SINGAPORE (Mar 1): Cosco Shipping International (Singapore) reported full-year earnings of $263.9 million in FY17 compared to a loss of $466.5 million a year ago.
In August 2017, the group's shareholders approved the sale of 51% stake in Cosco Shipyard Group Co., 50% stake in Cosco (Nantong) Shipyard Co. and 39.1% stake in Cosco (Dalian) Shipyard Co. for a consideration of $297.1 million.
Full-year group turnover from continuing operations decreased by 8.2% to $37.2 million for FY17 compared to FY16 mainly due to a decrease in shipping revenue from a smaller fleet of bulk carriers.

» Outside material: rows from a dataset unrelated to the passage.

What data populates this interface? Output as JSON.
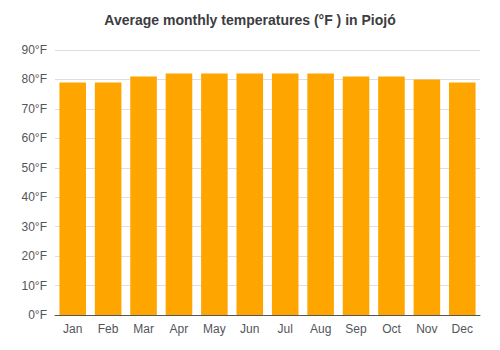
{
  "chart_data": {
    "type": "bar",
    "title": "Average monthly temperatures (°F ) in Piojó",
    "categories": [
      "Jan",
      "Feb",
      "Mar",
      "Apr",
      "May",
      "Jun",
      "Jul",
      "Aug",
      "Sep",
      "Oct",
      "Nov",
      "Dec"
    ],
    "values": [
      79,
      79,
      81,
      82,
      82,
      82,
      82,
      82,
      81,
      81,
      80,
      79
    ],
    "color": "#FFA500",
    "ylim": [
      0,
      90
    ],
    "yticks": [
      {
        "value": 0,
        "label": "0°F"
      },
      {
        "value": 10,
        "label": "10°F"
      },
      {
        "value": 20,
        "label": "20°F"
      },
      {
        "value": 30,
        "label": "30°F"
      },
      {
        "value": 40,
        "label": "40°F"
      },
      {
        "value": 50,
        "label": "50°F"
      },
      {
        "value": 60,
        "label": "60°F"
      },
      {
        "value": 70,
        "label": "70°F"
      },
      {
        "value": 80,
        "label": "80°F"
      },
      {
        "value": 90,
        "label": "90°F"
      }
    ],
    "grid": true
  }
}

Currently, the group’s dry bulk shipping fleet comprises three Handymax carriers, having scrapped seven bulk carriers by the end of FY17.
Gross profit for FY17 was $11.6 million as compared to gross loss of $6.0 million in FY16 mainly due to some recovery in the relatively low charter rates of bulk carriers and write-back of accrued owner’s expenses for vessels that have been scrapped.

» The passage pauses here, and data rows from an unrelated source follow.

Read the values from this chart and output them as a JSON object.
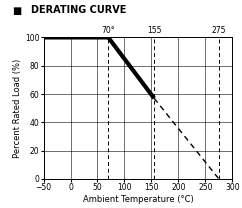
{
  "title": "DERATING CURVE",
  "xlabel": "Ambient Temperature (°C)",
  "ylabel": "Percent Rated Load (%)",
  "xlim": [
    -50,
    300
  ],
  "ylim": [
    0,
    100
  ],
  "xticks": [
    -50,
    0,
    50,
    100,
    150,
    200,
    250,
    300
  ],
  "yticks": [
    0,
    20,
    40,
    60,
    80,
    100
  ],
  "vline_positions": [
    70,
    155,
    275
  ],
  "vline_labels": [
    "70°",
    "155",
    "275"
  ],
  "solid_line": {
    "x": [
      -50,
      70,
      155
    ],
    "y": [
      100,
      100,
      57
    ],
    "color": "black",
    "linewidth": 3.0
  },
  "dashed_line": {
    "x": [
      155,
      275
    ],
    "y": [
      57,
      0
    ],
    "color": "black",
    "linewidth": 1.0,
    "linestyle": "--"
  },
  "background_color": "#ffffff",
  "title_fontsize": 7.0,
  "label_fontsize": 6.0,
  "tick_fontsize": 5.5
}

Other losses increased by $21.5 million to $24.3 million for FY17 mainly due to the loss on disposal of property, plant and equipment.

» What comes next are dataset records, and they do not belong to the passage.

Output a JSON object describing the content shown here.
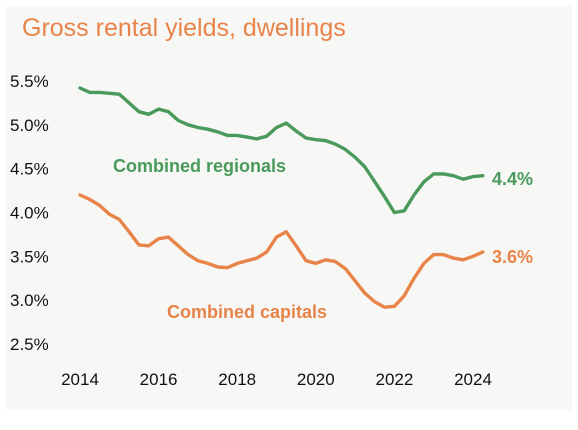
{
  "chart_data": {
    "type": "line",
    "title": "Gross rental yields, dwellings",
    "xlabel": "",
    "ylabel": "",
    "x_ticks": [
      "2014",
      "2016",
      "2018",
      "2020",
      "2022",
      "2024"
    ],
    "y_ticks": [
      "5.5%",
      "5.0%",
      "4.5%",
      "4.0%",
      "3.5%",
      "3.0%",
      "2.5%"
    ],
    "xlim": [
      2014,
      2025.3
    ],
    "ylim": [
      2.5,
      5.5
    ],
    "grid": false,
    "legend": "none",
    "series": [
      {
        "name": "Combined regionals",
        "color": "#4a9a5c",
        "end_label": "4.4%",
        "x": [
          2014.0,
          2014.25,
          2014.5,
          2014.75,
          2015.0,
          2015.25,
          2015.5,
          2015.75,
          2016.0,
          2016.25,
          2016.5,
          2016.75,
          2017.0,
          2017.25,
          2017.5,
          2017.75,
          2018.0,
          2018.25,
          2018.5,
          2018.75,
          2019.0,
          2019.25,
          2019.5,
          2019.75,
          2020.0,
          2020.25,
          2020.5,
          2020.75,
          2021.0,
          2021.25,
          2021.5,
          2021.75,
          2022.0,
          2022.25,
          2022.5,
          2022.75,
          2023.0,
          2023.25,
          2023.5,
          2023.75,
          2024.0,
          2024.25
        ],
        "values": [
          5.42,
          5.37,
          5.37,
          5.36,
          5.35,
          5.25,
          5.15,
          5.12,
          5.18,
          5.15,
          5.05,
          5.0,
          4.97,
          4.95,
          4.92,
          4.88,
          4.88,
          4.86,
          4.84,
          4.87,
          4.97,
          5.02,
          4.93,
          4.85,
          4.83,
          4.82,
          4.78,
          4.72,
          4.63,
          4.52,
          4.35,
          4.18,
          4.0,
          4.02,
          4.2,
          4.35,
          4.44,
          4.44,
          4.42,
          4.38,
          4.41,
          4.42
        ]
      },
      {
        "name": "Combined capitals",
        "color": "#e8844a",
        "end_label": "3.6%",
        "x": [
          2014.0,
          2014.25,
          2014.5,
          2014.75,
          2015.0,
          2015.25,
          2015.5,
          2015.75,
          2016.0,
          2016.25,
          2016.5,
          2016.75,
          2017.0,
          2017.25,
          2017.5,
          2017.75,
          2018.0,
          2018.25,
          2018.5,
          2018.75,
          2019.0,
          2019.25,
          2019.5,
          2019.75,
          2020.0,
          2020.25,
          2020.5,
          2020.75,
          2021.0,
          2021.25,
          2021.5,
          2021.75,
          2022.0,
          2022.25,
          2022.5,
          2022.75,
          2023.0,
          2023.25,
          2023.5,
          2023.75,
          2024.0,
          2024.25
        ],
        "values": [
          4.2,
          4.15,
          4.08,
          3.98,
          3.92,
          3.78,
          3.63,
          3.62,
          3.7,
          3.72,
          3.62,
          3.52,
          3.45,
          3.42,
          3.38,
          3.37,
          3.42,
          3.45,
          3.48,
          3.55,
          3.72,
          3.78,
          3.62,
          3.45,
          3.42,
          3.46,
          3.44,
          3.36,
          3.22,
          3.08,
          2.98,
          2.92,
          2.93,
          3.05,
          3.25,
          3.42,
          3.52,
          3.52,
          3.48,
          3.46,
          3.5,
          3.55
        ]
      }
    ]
  }
}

On Nov 3 2017, the group announced that it had entered into a share sale and purchase agreement for the purchase of a 40% stake in PT Ocean Global Shipping for a consideration of $13.9 million in cash.
In its outlook, Cosco Shipping says the world dry bulk shipping market is still seeing excess tonnage and overall weak macroeconomic conditions. The Baltic Dry Index (BDI), which is a measure of shipping costs for commodities, started the year at 953 points and ended the year at 1,366 points.
For FY17, the BDI averaged 1,145 points which was a 70.1% increase from the average of 673 points in FY16. While there has been some recovery, such recovery was made from a very low base and the BDI remains at a relatively low level, adds Cosco Shipping.
Shares in Cosco Shipping International closed 7 cents higher at $3.41 on Thursday.